February 5, 2019
It is an established legal principle in UK law that men and women should receive equal pay for equal work.
In the case of Asda Stores Limited v Brierly, thousands of female Asda staff working in the retail stores sought to compare themselves with the predominantly male higher-paid staff in Asda’s warehouses and distribution depots.
The supermarket giant argued that it does not have to pay the retail staff and the warehouse workers the same hourly rates, because their roles are not comparable for the purposes of equal pay law.
The Court of Appeal has now held that the retail staff can compare themselves, for the purposes of equal pay, with the employees working in the warehouses – even if they operate under a different management structure.
In an equal pay claim, a claimant needs to point to a comparator of the opposite gender to them who works at the same establishment as the claimant, or if they work at different establishments, where “common terms are observed”. In practice, this involves a broad comparison of terms applicable to a wide range of employees; the terms do not have to be identical but they must be “broadly similar”.
Asda argued that the claims should be struck out on the grounds that the retail staff could not compare themselves with their chosen comparators, the warehouse staff.
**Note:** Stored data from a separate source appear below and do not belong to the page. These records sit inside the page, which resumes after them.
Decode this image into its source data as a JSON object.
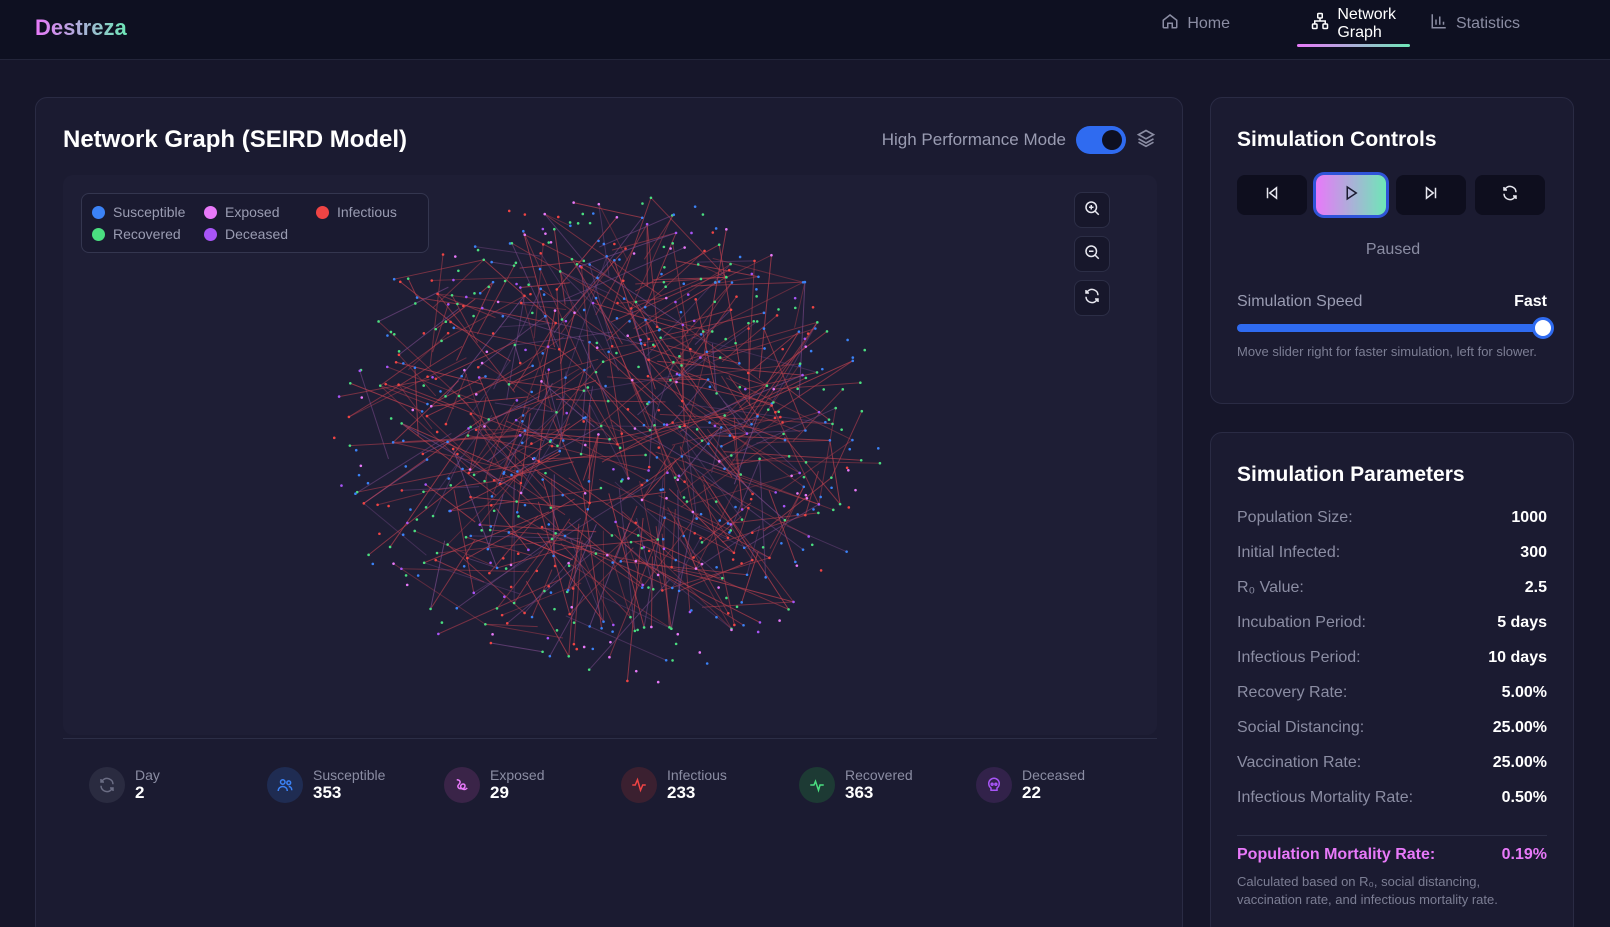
{
  "app": {
    "brand": "Destreza"
  },
  "nav": {
    "items": [
      {
        "label": "Home",
        "icon": "home-icon",
        "active": false
      },
      {
        "label": "Network Graph",
        "icon": "network-icon",
        "active": true
      },
      {
        "label": "Statistics",
        "icon": "bar-chart-icon",
        "active": false
      }
    ]
  },
  "graph": {
    "title": "Network Graph (SEIRD Model)",
    "performance_mode_label": "High Performance Mode",
    "performance_mode_on": true,
    "legend": [
      {
        "label": "Susceptible",
        "color": "#3b82f6"
      },
      {
        "label": "Exposed",
        "color": "#e879f9"
      },
      {
        "label": "Infectious",
        "color": "#ef4444"
      },
      {
        "label": "Recovered",
        "color": "#4ade80"
      },
      {
        "label": "Deceased",
        "color": "#a855f7"
      }
    ],
    "zoom_buttons": [
      "zoom-in-icon",
      "zoom-out-icon",
      "reset-icon"
    ]
  },
  "stats": [
    {
      "label": "Day",
      "value": "2",
      "icon": "refresh-icon",
      "color": "#8b8da3"
    },
    {
      "label": "Susceptible",
      "value": "353",
      "icon": "users-icon",
      "color": "#3b82f6"
    },
    {
      "label": "Exposed",
      "value": "29",
      "icon": "squiggle-icon",
      "color": "#e879f9"
    },
    {
      "label": "Infectious",
      "value": "233",
      "icon": "pulse-icon",
      "color": "#ef4444"
    },
    {
      "label": "Recovered",
      "value": "363",
      "icon": "heartbeat-icon",
      "color": "#4ade80"
    },
    {
      "label": "Deceased",
      "value": "22",
      "icon": "skull-icon",
      "color": "#a855f7"
    }
  ],
  "controls": {
    "title": "Simulation Controls",
    "status": "Paused",
    "speed_label": "Simulation Speed",
    "speed_value": "Fast",
    "speed_fraction": 1.0,
    "speed_help": "Move slider right for faster simulation, left for slower."
  },
  "params": {
    "title": "Simulation Parameters",
    "rows": [
      {
        "k": "Population Size:",
        "v": "1000"
      },
      {
        "k": "Initial Infected:",
        "v": "300"
      },
      {
        "k": "R₀ Value:",
        "v": "2.5"
      },
      {
        "k": "Incubation Period:",
        "v": "5 days"
      },
      {
        "k": "Infectious Period:",
        "v": "10 days"
      },
      {
        "k": "Recovery Rate:",
        "v": "5.00%"
      },
      {
        "k": "Social Distancing:",
        "v": "25.00%"
      },
      {
        "k": "Vaccination Rate:",
        "v": "25.00%"
      },
      {
        "k": "Infectious Mortality Rate:",
        "v": "0.50%"
      }
    ],
    "mortality_label": "Population Mortality Rate:",
    "mortality_value": "0.19%",
    "mortality_help": "Calculated based on R₀, social distancing, vaccination rate, and infectious mortality rate."
  }
}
The Court of Appeal disagreed and held that common employment terms were observed in both stores and warehouses; therefore, the retail staff claims could continue using the warehouse staff as their comparators.
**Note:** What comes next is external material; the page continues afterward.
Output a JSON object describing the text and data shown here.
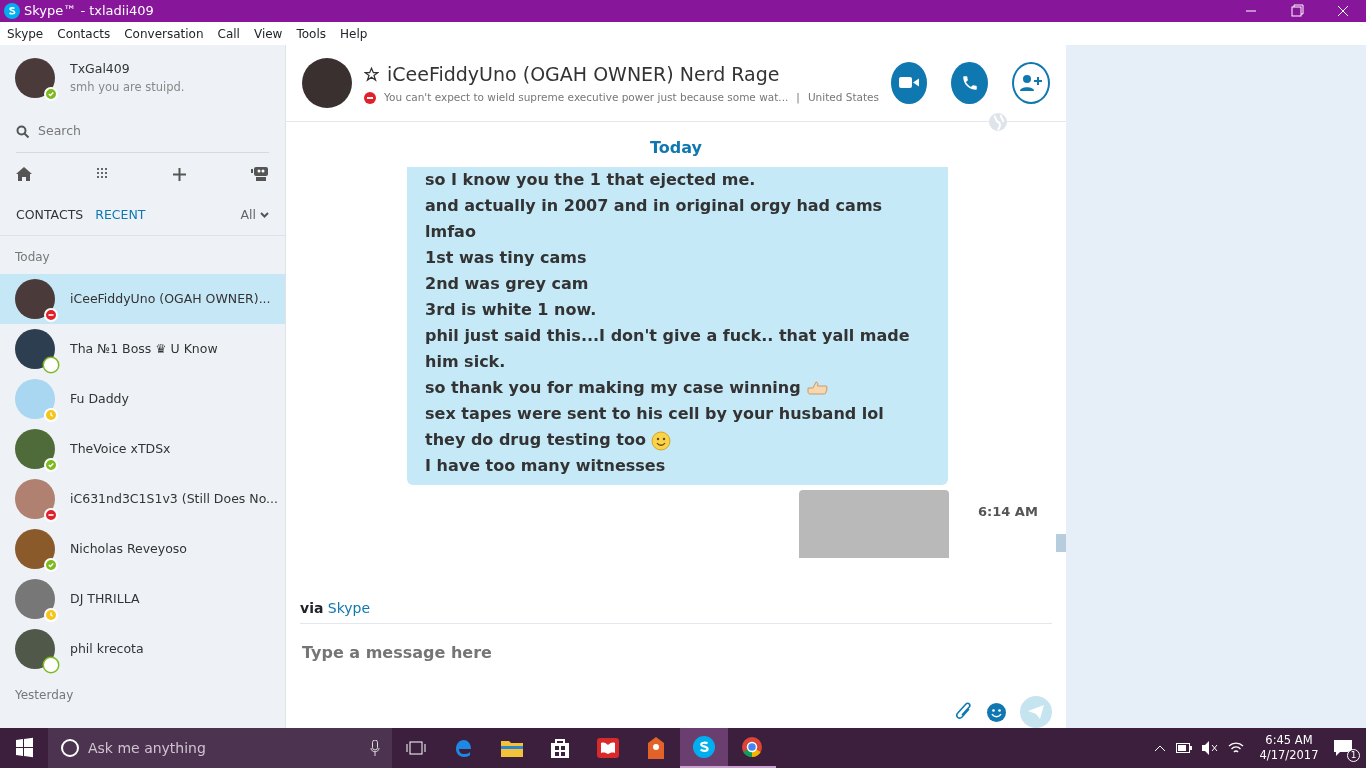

The next stage will be for an Employment Tribunal to decide whether the work actually carried out by the shop floor and warehouse staff constitutes “equal work” or “work of equal value” and therefore should be paid at the same rate.
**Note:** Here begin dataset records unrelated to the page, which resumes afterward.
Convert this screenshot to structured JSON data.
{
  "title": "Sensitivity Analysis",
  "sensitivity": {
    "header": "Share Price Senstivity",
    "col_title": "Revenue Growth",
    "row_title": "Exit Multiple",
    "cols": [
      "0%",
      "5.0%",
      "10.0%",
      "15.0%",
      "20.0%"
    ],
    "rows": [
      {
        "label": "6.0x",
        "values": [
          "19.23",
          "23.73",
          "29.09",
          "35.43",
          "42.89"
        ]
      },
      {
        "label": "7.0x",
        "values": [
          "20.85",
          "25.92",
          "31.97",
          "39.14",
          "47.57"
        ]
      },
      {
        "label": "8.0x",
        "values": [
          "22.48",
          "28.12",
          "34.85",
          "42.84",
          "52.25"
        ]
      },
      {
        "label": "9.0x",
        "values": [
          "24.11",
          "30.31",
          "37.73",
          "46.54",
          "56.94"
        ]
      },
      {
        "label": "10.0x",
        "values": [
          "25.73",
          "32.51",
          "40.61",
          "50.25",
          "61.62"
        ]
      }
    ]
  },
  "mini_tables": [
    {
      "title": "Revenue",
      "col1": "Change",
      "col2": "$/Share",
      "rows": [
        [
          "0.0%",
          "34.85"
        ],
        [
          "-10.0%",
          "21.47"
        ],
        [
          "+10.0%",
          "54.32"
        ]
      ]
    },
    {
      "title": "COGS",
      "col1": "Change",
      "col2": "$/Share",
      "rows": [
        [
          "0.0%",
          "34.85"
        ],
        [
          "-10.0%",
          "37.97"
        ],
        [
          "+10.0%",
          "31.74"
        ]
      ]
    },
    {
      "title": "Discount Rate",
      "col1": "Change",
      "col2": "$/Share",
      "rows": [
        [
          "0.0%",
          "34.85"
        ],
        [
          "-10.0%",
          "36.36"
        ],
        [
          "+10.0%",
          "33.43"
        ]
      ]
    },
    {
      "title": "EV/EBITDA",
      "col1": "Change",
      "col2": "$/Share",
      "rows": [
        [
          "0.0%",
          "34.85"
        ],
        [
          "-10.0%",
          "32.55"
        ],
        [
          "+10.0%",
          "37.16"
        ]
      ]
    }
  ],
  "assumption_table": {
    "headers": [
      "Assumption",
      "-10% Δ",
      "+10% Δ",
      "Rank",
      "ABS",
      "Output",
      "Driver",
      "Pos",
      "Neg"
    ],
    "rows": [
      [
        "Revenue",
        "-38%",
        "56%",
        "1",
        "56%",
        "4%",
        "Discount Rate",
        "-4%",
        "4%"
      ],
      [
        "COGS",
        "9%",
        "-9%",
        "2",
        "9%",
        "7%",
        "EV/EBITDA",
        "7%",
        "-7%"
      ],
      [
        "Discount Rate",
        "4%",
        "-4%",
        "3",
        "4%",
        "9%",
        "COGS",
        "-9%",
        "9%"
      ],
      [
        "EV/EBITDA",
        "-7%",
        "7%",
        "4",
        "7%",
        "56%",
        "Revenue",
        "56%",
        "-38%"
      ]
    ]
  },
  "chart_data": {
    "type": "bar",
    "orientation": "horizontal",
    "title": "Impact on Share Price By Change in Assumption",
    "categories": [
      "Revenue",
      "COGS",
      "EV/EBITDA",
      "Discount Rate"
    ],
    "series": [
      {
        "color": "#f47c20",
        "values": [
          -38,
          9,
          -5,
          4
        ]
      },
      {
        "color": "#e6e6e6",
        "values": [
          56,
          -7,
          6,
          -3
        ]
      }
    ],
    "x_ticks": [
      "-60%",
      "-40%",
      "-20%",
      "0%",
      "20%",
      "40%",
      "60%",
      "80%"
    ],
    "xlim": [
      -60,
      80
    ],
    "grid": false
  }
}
However, it has been reported that Asda will first appeal the Court of Appeal’s decision to the Supreme Court, meaning that this issue will need to be heard again before the case can finally be concluded. We will provide updates as this legal battle continues.
The case is an important reminder of the fact that employers can fall foul of equal pay law inadvertently, even if they have no intention of discriminating against employees on the basis of their gender and believe that certain roles are sufficiently different as to justify a different pay rate.